After the Exxon Valdez oil spill in Prince William Sound, Alaska, in 1989, the U.S. Congress passed the Oil Pollution Act of 1990, which required all new oil tankers built for use between U.S. ports to have a full double hull. This act led the International Maritime Organization to also establish double-hull standards for new oil tankers in 1992 in the International Convention for the Prevention of Pollution from Ships (MARPOL). The amount of oil spilled from ships dropped significantly during the 1990s partly because of these double-hull standards.
The Deep Horizon drilling rig explosion and oil spill in the Gulf of Mexico in 2010 caused the U.S. government and the oil industry to review drilling technologies, procedures, and regulations to reduce the potential for similar accidents to occur. The U.S. government also replaced the Minerals Management Service (MMS), which administered offshore oil and natural gas leases, with the Bureau of Ocean Energy Management (BOEM) and the Bureau of Safety and Environmental Enforcement (BSEE) to provide more effective oversight and enforcement of environmental regulations related to offshore energy development.

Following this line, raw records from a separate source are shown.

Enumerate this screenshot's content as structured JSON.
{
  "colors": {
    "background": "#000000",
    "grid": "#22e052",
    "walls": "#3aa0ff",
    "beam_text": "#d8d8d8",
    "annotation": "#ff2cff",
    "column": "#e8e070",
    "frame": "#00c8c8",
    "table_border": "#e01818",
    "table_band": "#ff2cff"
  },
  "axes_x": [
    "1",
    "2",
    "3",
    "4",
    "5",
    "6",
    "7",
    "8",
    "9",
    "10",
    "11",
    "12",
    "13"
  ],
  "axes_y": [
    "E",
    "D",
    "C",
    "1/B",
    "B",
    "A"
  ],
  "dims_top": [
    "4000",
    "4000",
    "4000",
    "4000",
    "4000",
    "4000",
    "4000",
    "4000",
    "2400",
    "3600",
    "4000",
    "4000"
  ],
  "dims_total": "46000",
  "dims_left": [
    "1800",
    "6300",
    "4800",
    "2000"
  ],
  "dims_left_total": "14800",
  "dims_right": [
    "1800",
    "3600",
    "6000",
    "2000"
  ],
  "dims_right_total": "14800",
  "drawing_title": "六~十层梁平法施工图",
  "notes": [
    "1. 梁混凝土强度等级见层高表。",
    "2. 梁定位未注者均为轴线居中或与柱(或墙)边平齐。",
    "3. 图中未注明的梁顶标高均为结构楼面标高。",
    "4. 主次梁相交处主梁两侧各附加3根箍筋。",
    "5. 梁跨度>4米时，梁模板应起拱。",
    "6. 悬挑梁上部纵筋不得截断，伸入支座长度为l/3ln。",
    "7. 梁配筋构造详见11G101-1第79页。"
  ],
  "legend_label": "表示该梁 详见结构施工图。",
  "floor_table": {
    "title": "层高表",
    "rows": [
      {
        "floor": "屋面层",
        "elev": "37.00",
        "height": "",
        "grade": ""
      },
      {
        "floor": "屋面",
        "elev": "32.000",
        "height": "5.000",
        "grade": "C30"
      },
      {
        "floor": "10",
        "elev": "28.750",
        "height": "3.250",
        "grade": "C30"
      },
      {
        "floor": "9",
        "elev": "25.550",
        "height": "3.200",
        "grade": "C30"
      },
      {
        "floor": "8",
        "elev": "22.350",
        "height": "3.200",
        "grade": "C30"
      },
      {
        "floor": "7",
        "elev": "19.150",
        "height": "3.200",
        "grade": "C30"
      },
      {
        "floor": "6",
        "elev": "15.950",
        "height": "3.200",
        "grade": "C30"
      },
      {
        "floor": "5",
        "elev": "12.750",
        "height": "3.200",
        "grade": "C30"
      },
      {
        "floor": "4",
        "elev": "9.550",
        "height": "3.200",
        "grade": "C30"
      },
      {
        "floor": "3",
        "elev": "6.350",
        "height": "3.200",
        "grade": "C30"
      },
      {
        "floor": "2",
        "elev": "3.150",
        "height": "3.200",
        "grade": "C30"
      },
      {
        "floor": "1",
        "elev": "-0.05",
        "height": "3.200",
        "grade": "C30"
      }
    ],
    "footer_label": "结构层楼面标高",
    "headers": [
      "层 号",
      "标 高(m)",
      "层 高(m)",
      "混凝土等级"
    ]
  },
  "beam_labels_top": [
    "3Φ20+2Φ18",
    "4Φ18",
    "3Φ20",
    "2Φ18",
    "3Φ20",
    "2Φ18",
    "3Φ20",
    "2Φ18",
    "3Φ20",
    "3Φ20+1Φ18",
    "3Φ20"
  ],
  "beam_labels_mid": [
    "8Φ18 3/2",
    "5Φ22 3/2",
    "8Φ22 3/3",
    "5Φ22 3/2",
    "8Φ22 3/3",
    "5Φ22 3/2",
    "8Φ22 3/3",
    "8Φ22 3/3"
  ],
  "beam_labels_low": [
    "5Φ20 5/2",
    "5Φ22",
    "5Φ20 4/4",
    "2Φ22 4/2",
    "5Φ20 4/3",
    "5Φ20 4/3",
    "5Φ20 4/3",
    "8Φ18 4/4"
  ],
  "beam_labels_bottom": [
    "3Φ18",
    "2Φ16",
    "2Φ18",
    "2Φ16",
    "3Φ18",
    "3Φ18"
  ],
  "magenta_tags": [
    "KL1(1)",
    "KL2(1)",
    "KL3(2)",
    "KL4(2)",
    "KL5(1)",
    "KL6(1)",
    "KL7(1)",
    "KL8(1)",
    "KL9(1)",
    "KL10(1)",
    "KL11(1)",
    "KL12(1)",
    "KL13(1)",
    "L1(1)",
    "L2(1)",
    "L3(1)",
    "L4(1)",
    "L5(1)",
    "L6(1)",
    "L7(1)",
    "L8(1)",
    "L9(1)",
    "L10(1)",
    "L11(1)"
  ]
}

In response to several major accidents involving trains carrying crude oil, the U.S. Department of Transportation has proposed new standards for railroad tank cars, braking controls, and speed restrictions to reduce the potential for railroad accidents and oil spills.
Restoring old well sites and creating artificial reefs
Oil wells are plugged when they become uneconomic, and the area around the well may be restored. Some old offshore oil rigs are tipped over and left on the sea floor in a Rigs-to-Reefs program. Within a year after a rig is toppled, it is often covered with barnacles, coral, sponges, clams, and other sea creatures. These artificial reefs attract fish and other marine life, and they have increased fish populations and recreational diving opportunities.